The other big opportunity, however, is that only some 93% of websites at the moment do not have sites that are optimized for mobile devices — meaning that when people visit them they don’t get the best experience on their handsets or tablets, with buttons possibly too small, or navigation impossible across the small screen. An example of what that might mean in practice and the tools that Go Daddy is offering as part of its basic service to improve the experience:

Most of the small businesses that look to Go Daddy for registrar, hosting and other services are not necessarily going to be tech-minded, or interested in learning to code, so Go Daddy is trying to make the process as simple as possible particularly at the lower tier of service. “What we’ve found for our small business customers is that what’s most effective is for us to make things simple and easy for them,” says Rosenthal. “If you’re a landscaping business, you are thinking, how can I provide the best landscaping, not the best website.”

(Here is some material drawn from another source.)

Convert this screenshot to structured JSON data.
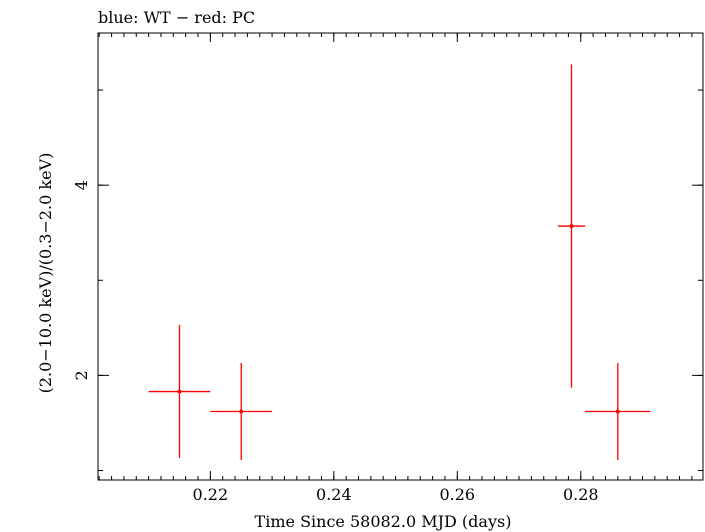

Go Daddy is not building its mobile web optimization service from scratch. Rosenthal says it is partnering with DudaMobile to provide the optimization. It’s a service that DudaMobile is also providing to Google for its GoMo initiative to get more businesses mobilized, and that also points to where the opportunity and competition lies for these large cloud-based companies.

On the other hand, the mobile shopping component is something that Go Daddy itself has built as an extension of the Quick Shopping Cart service that it already offers to its customers. This is still a relatively small business for the company. Although Go Daddy hosts millions of websites and is registrar to many more, it only has about 56,000 accounts on its Quick Shopping Cart books at the moment — although even that small number are already generating $1 billion in transactions annually.

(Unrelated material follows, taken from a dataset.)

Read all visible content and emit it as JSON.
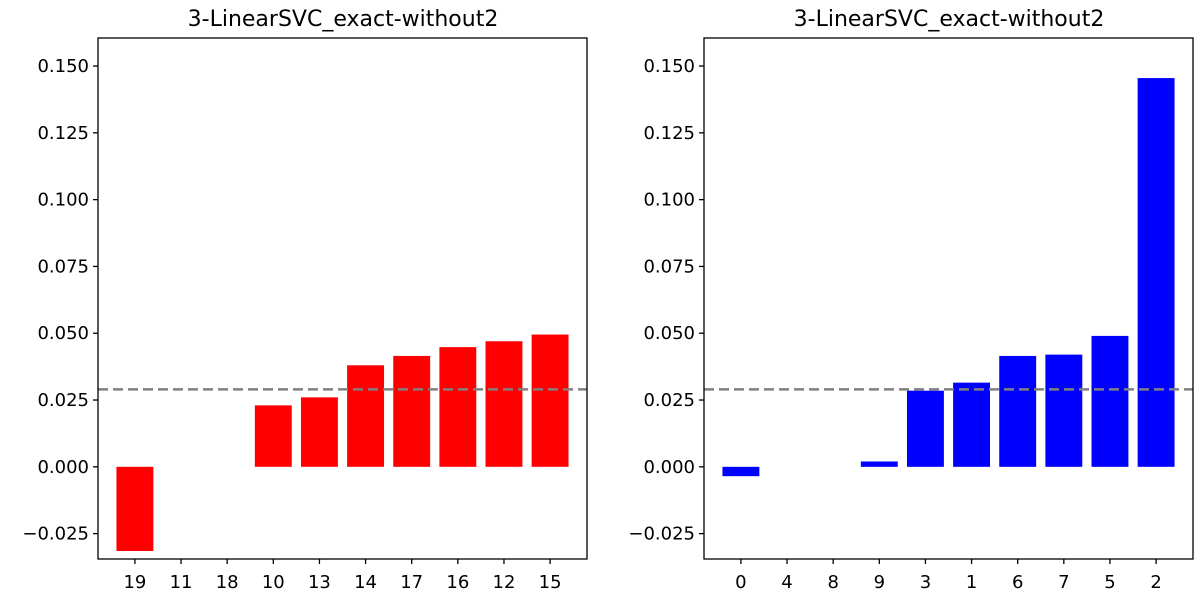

Pricing. Go Daddy is going easy on the pricing for these mobile services at the moment, and they are largely being marketed, it seems, as a way of driving more business to their Website Builder tool as a whole. The Website builder is priced at three tiers of $5.69, $8.54 and $12.74, and the basic mobile builder, for site optimization, is free with all of them. The premium service, where site owners can build more customized sites for users and track email, calendar, online storage and account management, comes free with only the two higher tiers.

Similarly, the Mobile Shopping Cart is priced at tiers of $9.99, $29.99 and $49.99 and a basic mobile commerce service comes free with all of those, but a more customized product (for example to charge at different prices for different items or provide more accounting back-end services) is only free at the two higher tiers.

I asked Rosenthal if Go Daddy’s move into more services like these are a sign of how the company may be seeing a slowdown in its core business of domain registration and hosting — a business which took a massive PR hit in September when the company experienced a mass outage, taking out thousands of sites and raising questions around security and hacking (allegations that were later denied by Go Daddy). Quite the contrary, he answered. That business has never been busier.

The fact of the matter is, though, is that as the world of tech continues to mature, people come to expect more out of their experience, and with companies like Google and Amazon also offering it to them, Go Daddy, which already has a relationship with the sites, is stepping up to make sure that others don’t eat its lunch.